Open AI has made large language models more accessible than ever, but before, they have been already successfully applied for various purposes. What can they streamline, and how can you use them in your niche?
Artificial intelligence is gaining momentum, driving innovation across sectors. What’s fueling this revolution at the moment is the NLP, with the large language models redefining the business of AI. Using natural language processing, these models can master the processing and generation of human language to a degree that no algorithm was capable of until recently.
It’s possible due to a deep learning method that employs a neural network to handle vast training data in a way that mimics the human brain. Between their input and output layers lie multiple hidden layers that process the data before delivering a result, enabling more accurate answers. Thanks to this structure, neural networks are capable of finding the underlying relationship between the data units without any human intervention, powering innovation and discoveries.
What is LLM (large language model)?
Large language models are models of extensive size that employ NLP technology, pre-trained through supervised or semi-supervised learning with vast amounts of data, mainly available on the internet. In a nutshell, their modus operandi is very simple – the model predicts the next word based on the text input. For this mechanism to provide accurate results, you need an enormous dataset. And to process such vast amounts of data as well as host such a complex model, an extensive and scalable infrastructure is essential. OpenAI was the first one that managed to do it on such a scale.
Their ChatGPT was the first multi-purpose LLM language model responding to user prompts without fine-tuning to be released to an open public. However, tech giants quickly followed their creator’s footsteps, developing their own alternatives. Today, the ChatGPT language model has a bunch of competition, including Meta’s LLaMa language model or Google’s PaLM language model applied in Bard.
How can the LLM machine learning model be used? LLM technology business use cases
With its capability to process human language to a greater degree, LLM software can offload companies on various everyday tasks, particularly the most repetitive and monotonous ones.

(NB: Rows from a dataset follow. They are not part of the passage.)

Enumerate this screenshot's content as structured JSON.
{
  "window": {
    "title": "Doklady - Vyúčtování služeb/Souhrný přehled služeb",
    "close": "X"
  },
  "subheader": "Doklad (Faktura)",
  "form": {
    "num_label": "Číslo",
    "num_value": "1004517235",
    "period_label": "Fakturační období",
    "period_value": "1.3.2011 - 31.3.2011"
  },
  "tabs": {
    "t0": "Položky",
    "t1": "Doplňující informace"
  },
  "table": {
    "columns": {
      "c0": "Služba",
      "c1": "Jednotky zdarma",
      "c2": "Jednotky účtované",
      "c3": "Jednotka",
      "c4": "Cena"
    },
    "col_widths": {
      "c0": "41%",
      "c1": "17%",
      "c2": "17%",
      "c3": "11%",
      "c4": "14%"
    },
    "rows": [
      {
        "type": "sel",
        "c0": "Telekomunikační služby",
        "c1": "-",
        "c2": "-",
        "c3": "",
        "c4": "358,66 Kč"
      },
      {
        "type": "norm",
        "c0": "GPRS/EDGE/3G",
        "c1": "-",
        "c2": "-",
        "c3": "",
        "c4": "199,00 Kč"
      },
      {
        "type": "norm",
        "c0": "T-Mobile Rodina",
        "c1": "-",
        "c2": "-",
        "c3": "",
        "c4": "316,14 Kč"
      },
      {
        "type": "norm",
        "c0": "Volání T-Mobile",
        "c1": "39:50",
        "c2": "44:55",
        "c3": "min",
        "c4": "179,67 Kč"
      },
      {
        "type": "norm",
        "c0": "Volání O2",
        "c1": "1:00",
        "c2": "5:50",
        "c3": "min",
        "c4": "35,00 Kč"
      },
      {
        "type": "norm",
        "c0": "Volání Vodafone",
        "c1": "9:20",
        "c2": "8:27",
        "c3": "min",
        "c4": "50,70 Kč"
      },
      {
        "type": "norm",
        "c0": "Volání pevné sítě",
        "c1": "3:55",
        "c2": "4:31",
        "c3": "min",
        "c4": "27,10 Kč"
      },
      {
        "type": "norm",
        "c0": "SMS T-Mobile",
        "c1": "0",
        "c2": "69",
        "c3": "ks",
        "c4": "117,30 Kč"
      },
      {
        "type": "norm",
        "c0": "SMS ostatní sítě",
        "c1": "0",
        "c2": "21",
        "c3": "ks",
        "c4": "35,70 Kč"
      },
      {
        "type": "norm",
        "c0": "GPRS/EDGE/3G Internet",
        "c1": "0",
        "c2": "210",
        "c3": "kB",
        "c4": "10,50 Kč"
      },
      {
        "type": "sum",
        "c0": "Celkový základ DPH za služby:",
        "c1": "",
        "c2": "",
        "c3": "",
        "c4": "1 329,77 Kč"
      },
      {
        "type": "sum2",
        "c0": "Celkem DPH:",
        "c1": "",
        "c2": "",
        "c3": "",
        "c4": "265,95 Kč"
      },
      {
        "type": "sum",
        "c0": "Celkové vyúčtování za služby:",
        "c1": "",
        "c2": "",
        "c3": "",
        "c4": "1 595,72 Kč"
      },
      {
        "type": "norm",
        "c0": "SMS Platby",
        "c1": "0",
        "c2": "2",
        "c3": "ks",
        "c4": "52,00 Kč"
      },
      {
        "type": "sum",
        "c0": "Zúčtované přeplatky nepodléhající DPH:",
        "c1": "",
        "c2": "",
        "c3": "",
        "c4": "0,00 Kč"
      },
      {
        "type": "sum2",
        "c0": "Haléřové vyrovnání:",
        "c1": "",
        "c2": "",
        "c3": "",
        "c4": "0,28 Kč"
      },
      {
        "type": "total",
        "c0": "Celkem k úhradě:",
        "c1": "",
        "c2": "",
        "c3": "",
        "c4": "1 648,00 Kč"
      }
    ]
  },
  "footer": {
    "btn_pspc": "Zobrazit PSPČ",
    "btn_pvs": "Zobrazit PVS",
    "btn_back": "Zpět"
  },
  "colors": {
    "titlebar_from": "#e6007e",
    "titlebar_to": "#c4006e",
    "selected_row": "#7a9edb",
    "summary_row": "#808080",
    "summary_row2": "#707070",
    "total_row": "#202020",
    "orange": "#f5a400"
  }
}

Streamlining customer service office
Any company that deals with clients on a daily basis can employ a large language model to take over customer-care-related tasks. The model can become a sort of a company’s “superbrain“, finding the most relevant information from the database and providing it to the customer agent or directly to the customer, whether it’s about the policies, products, or claim processing.
The models can enter into conversations with the customers, helping them solve the most common problems while the agents take care of more complex tasks. As they are getting better and better, these interactions are becoming increasingly natural, and thus, contribute to better experience.

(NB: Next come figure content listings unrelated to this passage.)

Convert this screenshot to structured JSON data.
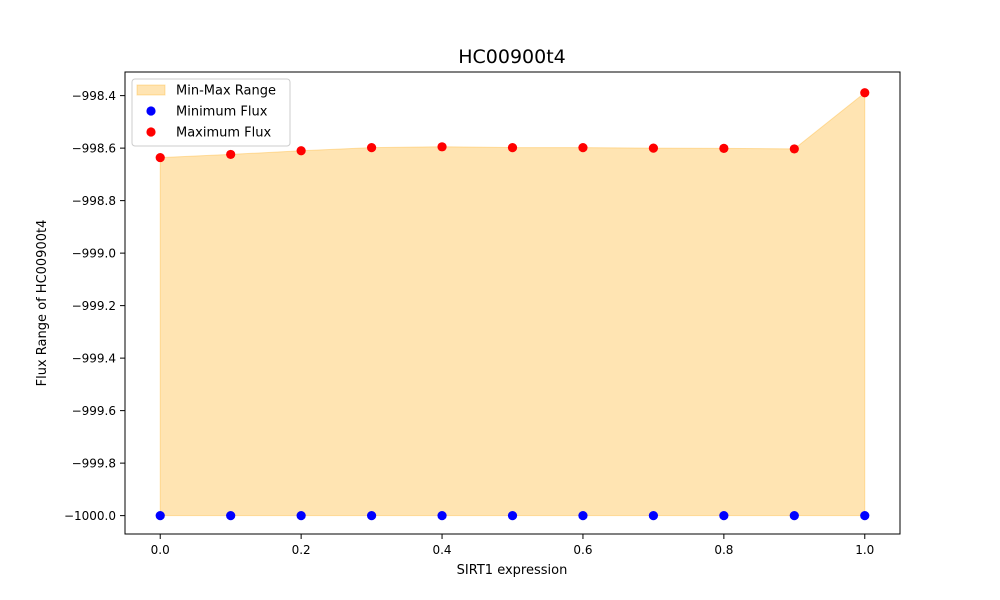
{
  "chart_data": {
    "type": "scatter",
    "title": "HC00900t4",
    "xlabel": "SIRT1 expression",
    "ylabel": "Flux Range of HC00900t4",
    "xlim": [
      -0.05,
      1.05
    ],
    "ylim": [
      -1000.07,
      -998.31
    ],
    "xticks": [
      0.0,
      0.2,
      0.4,
      0.6,
      0.8,
      1.0
    ],
    "xtick_labels": [
      "0.0",
      "0.2",
      "0.4",
      "0.6",
      "0.8",
      "1.0"
    ],
    "yticks": [
      -998.4,
      -998.6,
      -998.8,
      -999.0,
      -999.2,
      -999.4,
      -999.6,
      -999.8,
      -1000.0
    ],
    "ytick_labels": [
      "−998.4",
      "−998.6",
      "−998.8",
      "−999.0",
      "−999.2",
      "−999.4",
      "−999.6",
      "−999.8",
      "−1000.0"
    ],
    "x": [
      0.0,
      0.1,
      0.2,
      0.3,
      0.4,
      0.5,
      0.6,
      0.7,
      0.8,
      0.9,
      1.0
    ],
    "series": [
      {
        "name": "Minimum Flux",
        "color": "#0000ff",
        "values": [
          -1000.0,
          -1000.0,
          -1000.0,
          -1000.0,
          -1000.0,
          -1000.0,
          -1000.0,
          -1000.0,
          -1000.0,
          -1000.0,
          -1000.0
        ]
      },
      {
        "name": "Maximum Flux",
        "color": "#ff0000",
        "values": [
          -998.636,
          -998.624,
          -998.61,
          -998.598,
          -998.595,
          -998.598,
          -998.598,
          -998.6,
          -998.601,
          -998.603,
          -998.389
        ]
      }
    ],
    "fill": {
      "name": "Min-Max Range",
      "color": "#ffa500",
      "opacity": 0.3
    },
    "legend": {
      "position": "top-left",
      "entries": [
        "Min-Max Range",
        "Minimum Flux",
        "Maximum Flux"
      ]
    },
    "grid": false
  }
}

Improving customer experience
That leads us to another benefit the LLMs can bring. Having the capability to process large amounts of text data and understand its context, the model can analyze emails, surveys, feedback, and other relevant content, searching for areas for improvement and identifying often underlying issues that affect retention negatively. The LLM can also learn about the specific customer group or a particular client and suggest the most suitable answers and offers to the employees that handle them, increasing the chances of sales and upselling.
Streamlining onboarding and offloading HR
Large language models can also serve internal purposes, helping employees find relevant information instead of digging through the pile of corporate materials or waiting for HR’s response. This way, it unblocks HR’s resources while reducing the information silos.